Later, I tried to change my thinking, so there was the second way
My second solution is:
I marked all the misidentified gestures and labeled them as “other”. Among them, the scissors gestures are also divided more meticulously. The label of the scissors gesture on the back of the hand is “Reverse_scissor”, and the label of the gesture on the front of the palm is “Forward_scissor”. The sample quantities of them are respectively: other: 90,000 pieces, Forward_scissor: 60,000 copies, Reverse_scissor: 50,000 copies. However, after 100 rounds of training and using the model for reasoning, I found that the model was a little overfitted to “other”. Because I found that sometimes when I raised the scissors gesture, it was also recognized as the “other” category.
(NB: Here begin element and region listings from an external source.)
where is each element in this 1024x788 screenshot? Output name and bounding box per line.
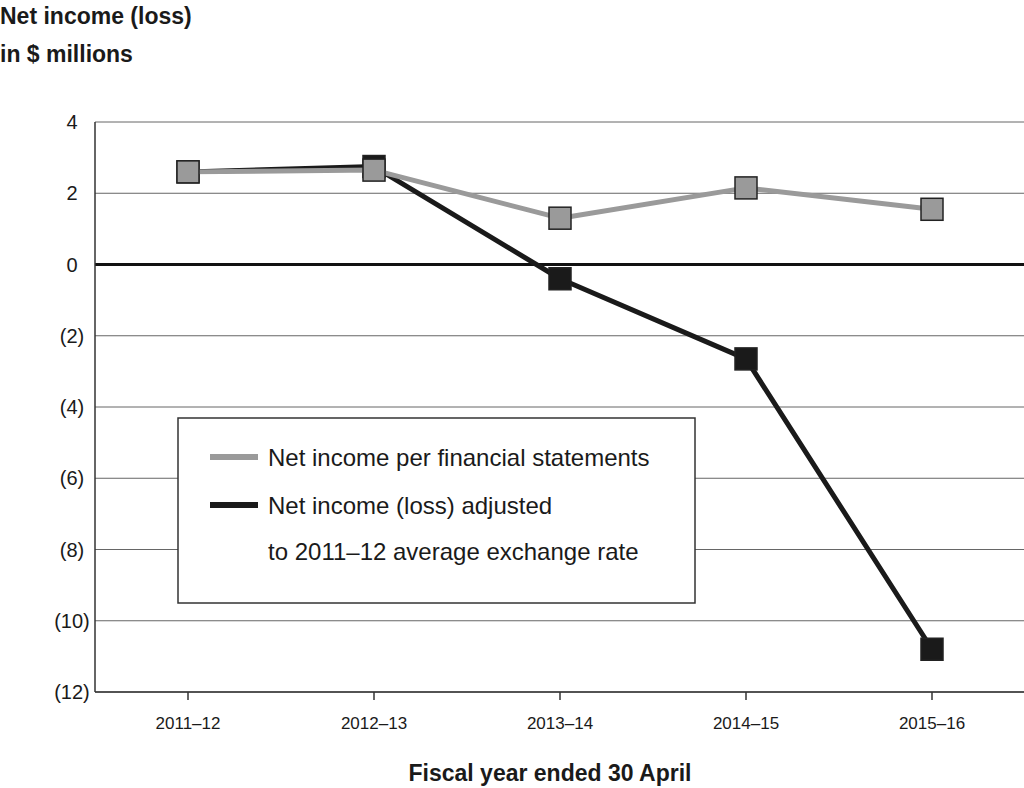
series-marker	[735, 177, 757, 199]
x-tick	[187, 692, 189, 700]
y-tick-label: 0	[66, 254, 77, 276]
zero-line	[95, 263, 1024, 266]
x-tick	[745, 692, 747, 700]
x-tick-label: 2015–16	[899, 714, 965, 733]
legend-swatch	[210, 502, 258, 508]
x-tick	[373, 692, 375, 700]
series-marker	[363, 159, 385, 181]
grid-line	[95, 407, 1024, 408]
grid-line	[95, 122, 1024, 123]
series-marker	[921, 638, 943, 660]
legend-label-line: Net income (loss) adjusted	[268, 492, 552, 519]
chart: Net income (loss) in $ millions 4 2 0 (2) (4) (…	[0, 0, 1024, 788]
x-tick	[931, 692, 933, 700]
series-marker	[177, 161, 199, 183]
grid-line	[95, 620, 1024, 621]
y-tick-label: (2)	[60, 325, 84, 347]
legend-swatch	[210, 454, 258, 460]
x-tick-label: 2011–12	[156, 714, 221, 733]
series-marker	[177, 161, 199, 183]
y-tick-label: (4)	[60, 396, 84, 418]
series-marker	[921, 198, 943, 220]
x-tick	[559, 692, 561, 700]
legend-box	[178, 418, 695, 603]
legend-label-line: to 2011–12 average exchange rate	[268, 538, 639, 565]
series-marker	[735, 348, 757, 370]
y-tick-label: (12)	[54, 681, 90, 703]
y-tick-label: (10)	[54, 610, 90, 632]
grid	[95, 122, 1024, 692]
legend-label: Net income per financial statements	[268, 444, 650, 471]
x-tick-label: 2013–14	[527, 714, 593, 733]
series-marker	[549, 268, 571, 290]
y-tick-label: (8)	[60, 539, 84, 561]
y-axis-title: in $ millions	[0, 41, 133, 67]
legend: Net income per financial statements Net i…	[178, 418, 695, 603]
y-axis-title: Net income (loss)	[0, 3, 192, 29]
series-marker	[549, 207, 571, 229]
y-axis-line	[94, 122, 96, 692]
x-axis-title: Fiscal year ended 30 April	[409, 760, 692, 786]
legend-label-line: Net income per financial statements	[268, 444, 650, 471]
grid-line	[95, 335, 1024, 336]
y-tick-label: 2	[66, 182, 77, 204]
y-tick-label: (6)	[60, 467, 84, 489]
legend-label: Net income (loss) adjusted to 2011–12 ave…	[268, 492, 639, 565]
y-tick-label: 4	[66, 111, 77, 133]
data-area	[177, 156, 943, 661]
x-tick-label: 2014–15	[713, 714, 779, 733]
x-tick-label: 2012–13	[341, 714, 407, 733]
grid-line	[95, 193, 1024, 194]
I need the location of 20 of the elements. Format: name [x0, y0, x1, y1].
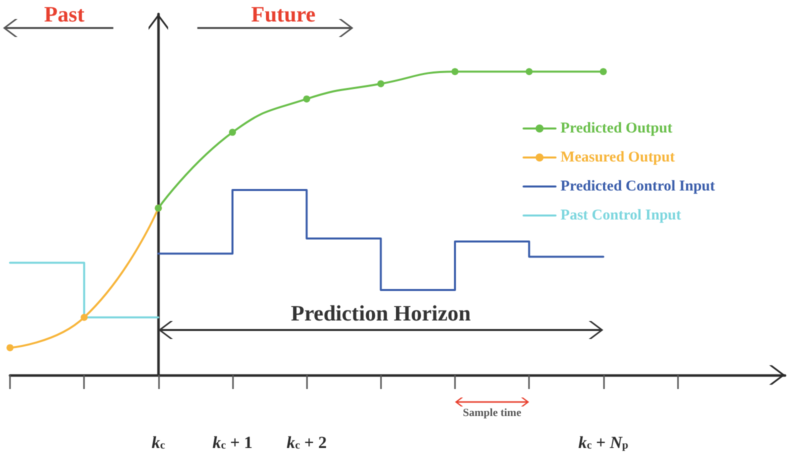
point [526, 68, 533, 76]
annotation: Prediction Horizon [290, 300, 471, 326]
point [377, 80, 384, 88]
x-tick-label: kc + Np [578, 433, 628, 452]
point [600, 68, 607, 76]
legend-label: Past Control Input [560, 208, 682, 224]
point [80, 314, 88, 321]
point [451, 68, 458, 76]
text: Sample time [462, 407, 522, 419]
point [6, 344, 14, 352]
text: Past [44, 2, 86, 26]
point [228, 128, 236, 136]
point [303, 95, 310, 102]
x-tick-label: kc + 2 [286, 433, 327, 452]
x-tick-label: kc + 1 [212, 433, 253, 452]
x-tick-label: kc [152, 433, 166, 452]
legend-label: Predicted Output [560, 120, 672, 136]
legend-label: Predicted Control Input [560, 178, 716, 194]
legend-label: Measured Output [560, 150, 675, 166]
text: Future [251, 2, 316, 26]
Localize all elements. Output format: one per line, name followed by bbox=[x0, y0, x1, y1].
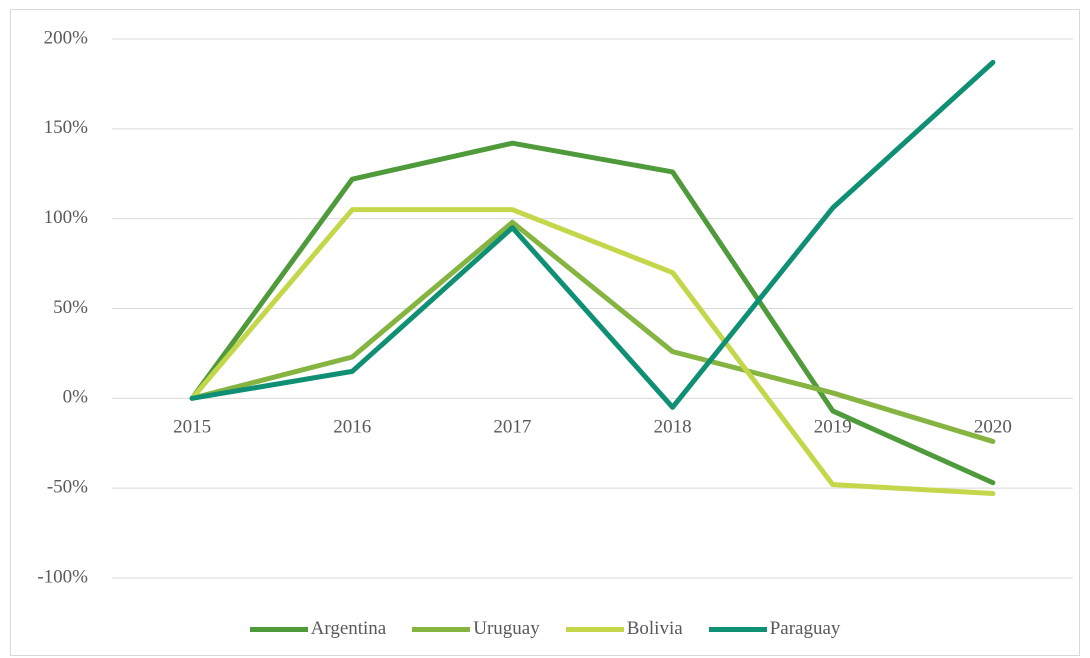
series-line bbox=[189, 219, 996, 444]
legend-item: Bolivia bbox=[565, 618, 683, 640]
legend-label: Uruguay bbox=[473, 618, 540, 639]
series-line bbox=[189, 59, 996, 410]
legend-swatch bbox=[249, 626, 308, 632]
legend-item: Uruguay bbox=[412, 618, 540, 640]
x-tick-label: 2020 bbox=[974, 417, 1012, 438]
y-tick-label: -100% bbox=[37, 566, 88, 587]
legend: Argentina Uruguay Bolivia Paraguay bbox=[0, 616, 1090, 642]
y-tick-label: 150% bbox=[44, 117, 89, 138]
series-line bbox=[189, 140, 996, 486]
x-tick-label: 2015 bbox=[173, 417, 211, 438]
y-tick-label: 200% bbox=[44, 27, 89, 48]
legend-swatch bbox=[412, 626, 471, 632]
legend-label: Bolivia bbox=[626, 618, 683, 639]
x-tick-label: 2016 bbox=[333, 417, 371, 438]
x-tick-label: 2019 bbox=[814, 417, 852, 438]
legend-swatch bbox=[565, 626, 624, 632]
legend-item: Paraguay bbox=[708, 618, 841, 640]
y-tick-label: 50% bbox=[53, 297, 88, 318]
y-tick-label: 0% bbox=[63, 387, 89, 408]
legend-label: Paraguay bbox=[769, 618, 841, 639]
series-line bbox=[189, 207, 996, 497]
legend-swatch bbox=[708, 626, 767, 632]
y-tick-label: -50% bbox=[47, 477, 88, 498]
x-tick-label: 2018 bbox=[654, 417, 692, 438]
legend-label: Argentina bbox=[310, 618, 387, 639]
chart-border bbox=[10, 9, 1080, 656]
y-tick-label: 100% bbox=[44, 207, 89, 228]
x-tick-label: 2017 bbox=[493, 417, 531, 438]
legend-item: Argentina bbox=[249, 618, 387, 640]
I suspect it’s due to the sample size. I have now reduced the sample size to around 50,000 and started training for 200 rounds. I’m very worried that the effect of this training will also be very poor. So I sincerely hope to receive your suggestions.
I also checked the official documentation of ultralytics and the issues of ultralytics. The links are as follows: box, cls, and dfl loss gain · Issue #10375 · ultralytics/ultralytics · GitHub, inside documentation about in parameter CLS and box, whether I can set the CLS makes the model more attention classification? Issue the 如何设置多目标检测类别损失权重解决数据集分布不均衡的问题 · Issue #15615 · ultralytics/ultralytics · GitHub mentioned can set parameters in the YAML, but I don’t know how to set up. I’m extremely eager to know how to reduce the misrecognition of other gestures now. I’ve been troubled by this for several days. If any friends see this post, please kindly help me. Thank you very much!
The following is the configuration during my training and the configuration of my dataset
Training configuration
from ultralytics import YOLO
import time

if name == ‘main’:
model = YOLO(“yolov8n.pt”)
model.train(
data=r"E:\Project_Gesture\model_script\scissors.yaml",
imgsz=640,
device=0,
Lr0 = 0.01,
epochs=200,
batch=64,
close_mosaic=10,
name=“3clss_sciss_yolo8n”,
Fliplr = 0.5,
Flipud = 0.5,
degrees=15,

mosaic=0.5

mixup=0.3

plots=True,
Scale = 0.5,
)

Configuration of the yaml file of the dataset:
train: [E:\All_Data\Gesture_Data\train.txt]
val: [E:\All_Data\Gesture_Data\val.txt]

cls class_weights class_weights: [0.67, 1.0, 1.2]

nc: 3

names: [‘Forward_scissor’, ‘Reverse_scissor’,‘other’]

Hello! Thanks for the detailed post. It’s great to see the systematic approach you’re taking to solve this problem.

Your second method of creating an explicit other class for negative samples is a very effective strategy for reducing false positives. The issue of overfitting to the other class can often be traced back to class imbalance, so your decision to balance the number of samples across all classes is an excellent step.

To further improve your results, you might consider adjusting your data augmentation. The mosaic augmentation, which is enabled by default (mosaic=1.0), is highly effective for teaching the model about different object scales and contexts. This could be particularly helpful for the issues you’re seeing with long-distance detections. You can find more details on this and other augmentations in our Data Augmentation guide.

You also asked about emphasizing classification. You’re on the right track. You can adjust the weight of the classification loss by modifying the cls hyperparameter in your training command. Increasing its value (the default is 0.5) encourages the model to prioritize correct classification over bounding box precision.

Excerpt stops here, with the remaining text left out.